Dignity and support pledged for terminally ill workers
Health & Safety August 31 2017Royal Mail has become the largest UK employer by far to have thrown its weight behind a TUC initiative that aims to ensure that terminally ill workers are treated with dignity and given the support they need to continue in the workplace for as long as they wish.
CWU national health, safety and environment officer Dave Joyce, who was instrumental in securing the company’s agreement to embrace the voluntary protocols contained in the TUC’s Dying to Work charter, has described the breakthrough as “a proud day for the union”.
Joining Royal Mail Group’s director of safety, health, wellbeing and sustainability, Shaun Davis, TUC general secretary Frances O’Grady and a representative of the Unite union at a special signing ceremony that took place at the TUC’s Congress House headquarters in central London yesterday morning, Dave explained: “This charter ensures that those workers facing a terminal illness diagnosis are not denied the choice of continuing work or how to spend their final months or years.”
Frances O’Grady added: “Your job should be the least of your worries when you get a terminal diagnosis.

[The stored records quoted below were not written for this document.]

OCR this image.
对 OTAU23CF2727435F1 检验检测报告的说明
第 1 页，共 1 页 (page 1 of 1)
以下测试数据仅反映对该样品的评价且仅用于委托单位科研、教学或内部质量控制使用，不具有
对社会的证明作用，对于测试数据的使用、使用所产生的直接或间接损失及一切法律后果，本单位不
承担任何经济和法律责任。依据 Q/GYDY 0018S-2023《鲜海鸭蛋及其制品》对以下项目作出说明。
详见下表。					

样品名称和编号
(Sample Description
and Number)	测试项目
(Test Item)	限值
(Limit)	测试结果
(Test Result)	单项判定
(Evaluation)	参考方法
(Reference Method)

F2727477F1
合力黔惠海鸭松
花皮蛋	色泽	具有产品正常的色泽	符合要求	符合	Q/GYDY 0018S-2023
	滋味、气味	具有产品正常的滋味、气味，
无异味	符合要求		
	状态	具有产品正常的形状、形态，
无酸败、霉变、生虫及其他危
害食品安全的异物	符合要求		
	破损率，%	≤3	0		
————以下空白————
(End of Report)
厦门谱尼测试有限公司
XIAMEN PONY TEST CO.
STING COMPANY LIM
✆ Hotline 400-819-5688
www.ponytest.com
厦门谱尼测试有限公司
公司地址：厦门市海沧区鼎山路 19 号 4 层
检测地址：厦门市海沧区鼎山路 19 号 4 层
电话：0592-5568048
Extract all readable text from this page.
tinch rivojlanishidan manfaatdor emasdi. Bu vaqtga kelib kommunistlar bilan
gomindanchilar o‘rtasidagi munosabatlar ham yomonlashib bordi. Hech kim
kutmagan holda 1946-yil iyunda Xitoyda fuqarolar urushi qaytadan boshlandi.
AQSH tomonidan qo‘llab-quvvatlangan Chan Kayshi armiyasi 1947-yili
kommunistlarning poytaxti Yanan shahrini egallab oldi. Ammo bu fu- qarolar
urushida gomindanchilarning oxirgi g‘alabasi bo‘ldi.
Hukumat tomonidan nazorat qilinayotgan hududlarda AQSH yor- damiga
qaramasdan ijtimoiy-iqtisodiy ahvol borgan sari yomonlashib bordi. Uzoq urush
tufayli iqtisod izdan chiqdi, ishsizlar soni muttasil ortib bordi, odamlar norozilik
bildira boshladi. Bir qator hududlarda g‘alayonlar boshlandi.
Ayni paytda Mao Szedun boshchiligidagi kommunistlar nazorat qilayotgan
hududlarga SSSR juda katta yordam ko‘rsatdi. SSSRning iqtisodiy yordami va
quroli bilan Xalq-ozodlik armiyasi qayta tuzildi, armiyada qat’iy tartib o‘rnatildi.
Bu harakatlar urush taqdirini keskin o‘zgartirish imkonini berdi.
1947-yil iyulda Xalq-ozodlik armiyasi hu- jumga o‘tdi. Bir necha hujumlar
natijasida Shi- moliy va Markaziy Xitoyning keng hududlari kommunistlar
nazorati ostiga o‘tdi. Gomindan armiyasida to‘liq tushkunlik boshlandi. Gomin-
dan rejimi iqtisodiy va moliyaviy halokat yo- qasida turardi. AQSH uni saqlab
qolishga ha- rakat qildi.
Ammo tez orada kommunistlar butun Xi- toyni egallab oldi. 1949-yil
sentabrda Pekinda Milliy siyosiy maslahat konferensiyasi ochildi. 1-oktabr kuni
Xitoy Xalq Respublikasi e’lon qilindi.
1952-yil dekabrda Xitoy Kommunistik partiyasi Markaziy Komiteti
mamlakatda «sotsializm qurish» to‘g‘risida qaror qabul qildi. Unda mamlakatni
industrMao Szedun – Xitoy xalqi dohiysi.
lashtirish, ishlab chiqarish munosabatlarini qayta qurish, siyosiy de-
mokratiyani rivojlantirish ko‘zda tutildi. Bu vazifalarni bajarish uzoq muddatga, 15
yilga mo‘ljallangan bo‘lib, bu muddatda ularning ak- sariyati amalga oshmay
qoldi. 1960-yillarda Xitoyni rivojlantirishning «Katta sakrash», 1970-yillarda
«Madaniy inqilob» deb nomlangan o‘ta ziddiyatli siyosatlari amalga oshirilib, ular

“Over half a million workers are now covered by the Dying to Work charter, and we expect more employers to commit in the coming months.”
The Dying to Work charter stipulates how employers should support terminally ill workers following their diagnosis and is part of the TUC’s wider Dying to Work campaign, which is seeking a change in the law to ensure that such individuals cannot be dismissed as a result of their condition.
That campaign was launched following outrage at the appalling actions of an employer (which cannot be named for legal reasons) which connived to force a loyal and longstanding 59-year-old employee out of her cherished job as a sales manager after she revealed she had terminal breast cancer.
The CWU threw its weight behind the Dying to Work campaign in 2015 when the Annual Conference delegates unanimously agreed terminally ill workers need greater protection from heartless employers who are using a loophole in the law to dismiss the dying due to their illness.
The loophole stems from the fact that the terminally ill are not classified as having a ‘protected characteristic’ as defined by the Equality Act – meaning that unscrupulous employers are technically free to dismiss terminally ill workers once they have ostensibly made ‘reasonable adjustments’ to the employees job to assist with their illness.
Last October, Santander became the first major employer of CWU members to sign the TUC’s Dying to Work charter. Royal Mail’s decision to follow suit means that more than 50 employers – including the Co-Op, Legal & General, various universities and local authorities and energy giant Eon – are now signatories.
Dave Joyce concludes: “I hope what we have achieved with Royal Mail Group will set an example for other big employers to follow.”